Le fameux «Centre d'analyse et de documentation» (CAD) mis en place par le gouvernement de Robert Bourassa n'avait absolument rien de la CIA. Une poignée de jeunes universitaires y rassemblaient de l'information essentiellement tirée des journaux ou des médias électroniques.

«Parler de «police politique», c'est très exagéré», explique l'historien Paul Bernier, qui, après son séjour au CAD, a fait une longue carrière au ministère des Relations internationales.
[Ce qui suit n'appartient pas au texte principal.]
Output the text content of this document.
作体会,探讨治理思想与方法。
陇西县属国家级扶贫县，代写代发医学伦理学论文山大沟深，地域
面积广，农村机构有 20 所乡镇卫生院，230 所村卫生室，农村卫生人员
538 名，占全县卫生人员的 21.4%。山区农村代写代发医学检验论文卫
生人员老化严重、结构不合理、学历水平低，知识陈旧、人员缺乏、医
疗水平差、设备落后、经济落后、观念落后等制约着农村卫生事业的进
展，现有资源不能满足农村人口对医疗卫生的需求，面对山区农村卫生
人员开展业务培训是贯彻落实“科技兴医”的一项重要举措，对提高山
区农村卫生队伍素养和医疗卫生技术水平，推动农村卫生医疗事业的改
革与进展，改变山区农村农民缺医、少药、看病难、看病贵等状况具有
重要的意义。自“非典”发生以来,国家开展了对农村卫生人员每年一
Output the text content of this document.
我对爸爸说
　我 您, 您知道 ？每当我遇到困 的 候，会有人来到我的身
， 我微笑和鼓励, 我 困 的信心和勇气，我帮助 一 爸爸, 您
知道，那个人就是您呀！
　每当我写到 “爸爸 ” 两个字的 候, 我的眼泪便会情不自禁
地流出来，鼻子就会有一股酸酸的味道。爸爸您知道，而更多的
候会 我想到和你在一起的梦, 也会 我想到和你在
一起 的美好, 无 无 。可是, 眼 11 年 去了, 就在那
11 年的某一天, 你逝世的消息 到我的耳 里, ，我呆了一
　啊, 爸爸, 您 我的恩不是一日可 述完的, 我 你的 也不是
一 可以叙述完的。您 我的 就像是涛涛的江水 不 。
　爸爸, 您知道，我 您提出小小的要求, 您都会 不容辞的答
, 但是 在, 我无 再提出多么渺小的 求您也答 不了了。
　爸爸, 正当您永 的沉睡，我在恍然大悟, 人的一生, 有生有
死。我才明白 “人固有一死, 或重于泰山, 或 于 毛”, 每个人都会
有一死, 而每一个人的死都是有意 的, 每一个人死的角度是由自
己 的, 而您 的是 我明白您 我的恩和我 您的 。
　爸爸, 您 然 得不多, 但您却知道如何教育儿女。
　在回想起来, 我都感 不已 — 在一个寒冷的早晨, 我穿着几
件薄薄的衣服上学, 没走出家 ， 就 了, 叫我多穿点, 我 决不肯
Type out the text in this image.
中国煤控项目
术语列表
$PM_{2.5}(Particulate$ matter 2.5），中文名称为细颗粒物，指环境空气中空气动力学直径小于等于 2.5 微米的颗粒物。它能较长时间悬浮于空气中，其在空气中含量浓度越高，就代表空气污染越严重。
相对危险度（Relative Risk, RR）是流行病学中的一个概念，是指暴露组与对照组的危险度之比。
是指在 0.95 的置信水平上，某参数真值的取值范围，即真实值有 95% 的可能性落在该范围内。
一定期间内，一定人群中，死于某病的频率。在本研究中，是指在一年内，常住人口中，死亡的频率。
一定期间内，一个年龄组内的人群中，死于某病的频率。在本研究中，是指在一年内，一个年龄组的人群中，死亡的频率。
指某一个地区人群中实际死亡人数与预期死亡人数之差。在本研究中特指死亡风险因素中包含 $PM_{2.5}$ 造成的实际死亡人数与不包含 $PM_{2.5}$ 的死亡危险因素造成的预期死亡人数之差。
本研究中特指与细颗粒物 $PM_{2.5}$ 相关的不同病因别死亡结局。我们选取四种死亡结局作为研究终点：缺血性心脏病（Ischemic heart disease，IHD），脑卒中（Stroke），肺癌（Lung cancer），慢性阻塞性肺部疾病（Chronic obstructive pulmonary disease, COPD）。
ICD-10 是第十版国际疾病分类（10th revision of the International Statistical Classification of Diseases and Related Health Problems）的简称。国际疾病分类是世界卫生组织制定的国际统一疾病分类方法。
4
Il est à la retraite depuis trois ans.

 

Tout comme un autre ancien employé du CAD, qui a accepté de parler à La Presse à condition que son identité ne soit pas révélée, M. Bernier estime même que les renseignements colligés dans une salle sans fenêtre au «bunker» du gouvernement Bourassa servaient en fait à «faire contrepoids» aux analyses plus sommaires et plus expéditives des policiers. «La crainte d'une CIA québécoise, cela nous faisait bien rire... on était des jeunes, historiens, sociologues, qui avaient des journaux une lecture différente de celle que pouvait avoir un enquêteur de la police», résume un ancien du CAD. Plusieurs ont eu depuis une brillante carrière dans l'administration publique à Québec.

Denis Lacasse, autre fonctionnaire à la retraite, réclame actuellement aux Archives nationales trois caisses contenant les documents du CAD.

En 1992, l'ancien ministre de la Justice Marc-André Bédard avait souligné que tous les dossiers touchant les individus avaient été détruits, mais que les fichiers sur les «associations» avaient été conservés. M. Lacasse a réécrit depuis son roman sur les coulisses de la crise d'Octobre, que Denis Vaugeois compte publier. La première version avait été passée au pilon parce que l'auteur s'était trop largement inspiré de Georges Simenon, «sans le citer». Ce plagiat «était une erreur», admet M. Lacasse.

Vaugeois, de son côté, souligne que le texte a été retravaillé de fond en comble. Pour l'ancien ministre, il est sûr que le CAD détenait des renseignements stratégiques sur les individus. Il se souvient qu'à l'époque où il était haut fonctionnaire, des candidats à des postes de fonctionnaire étaient mystérieusement bloqués parce qu'ils pouvaient être vus comme des sympathisants péquistes. L'ancien ministre Oswald Parent avait ainsi mis de côté un souverainiste de l'Outaouais. «Quand vous savez comment les partis politiques fonctionnent, pensez-vous que M. Parent avait besoin du CAD pour savoir qui était proche du PQ dans sa région ?» réplique l'ancien spécialiste du CAD.

Le PQ avait officiellement démantelé le CAD après les élections de 1976. M. Bernier soutient que, depuis plus d'un an déjà, il ne s'y passait plus grand-chose. Successeur du secrétaire général Julien Chouinard, Guy Coulombe n'aimait pas beaucoup cette mission.

«Parfois des informations venaient de la police... il y avait un paquet de groupuscules marxistes qui se tapaient sur la gueule», souligne M. Bernier. «Nos sources étaient plutôt publiques. Notre patron, Gilles Néron, avait ses contacts avec les corps de police mais, dans les dossiers, c'était des informations tirées des médias, des publications», résume-t-on. Des exceptions... Les jeunes fonctionnaires avaient par exemple reçu de la police des photos de rassemblements autochtones démontrant que des Américains étaient venus prêter main-forte à leurs frères de sang québécois.

«On ne criait pas sur les toits qu'on faisait ce travail», résume le fonctionnaire Bernier. Mais en décembre 1973, devant les questions du péquiste Robert Burns, Robert Bourassa avait divulgué publiquement la liste de la dizaine d'employés du CAD. «Robert Bourassa était toujours vague sur ce qui se faisait au CAD... J'ai toujours pensé que c'était pour que ses ministres se tiennent tranquilles !» ironise aujourd'hui M. Bernier.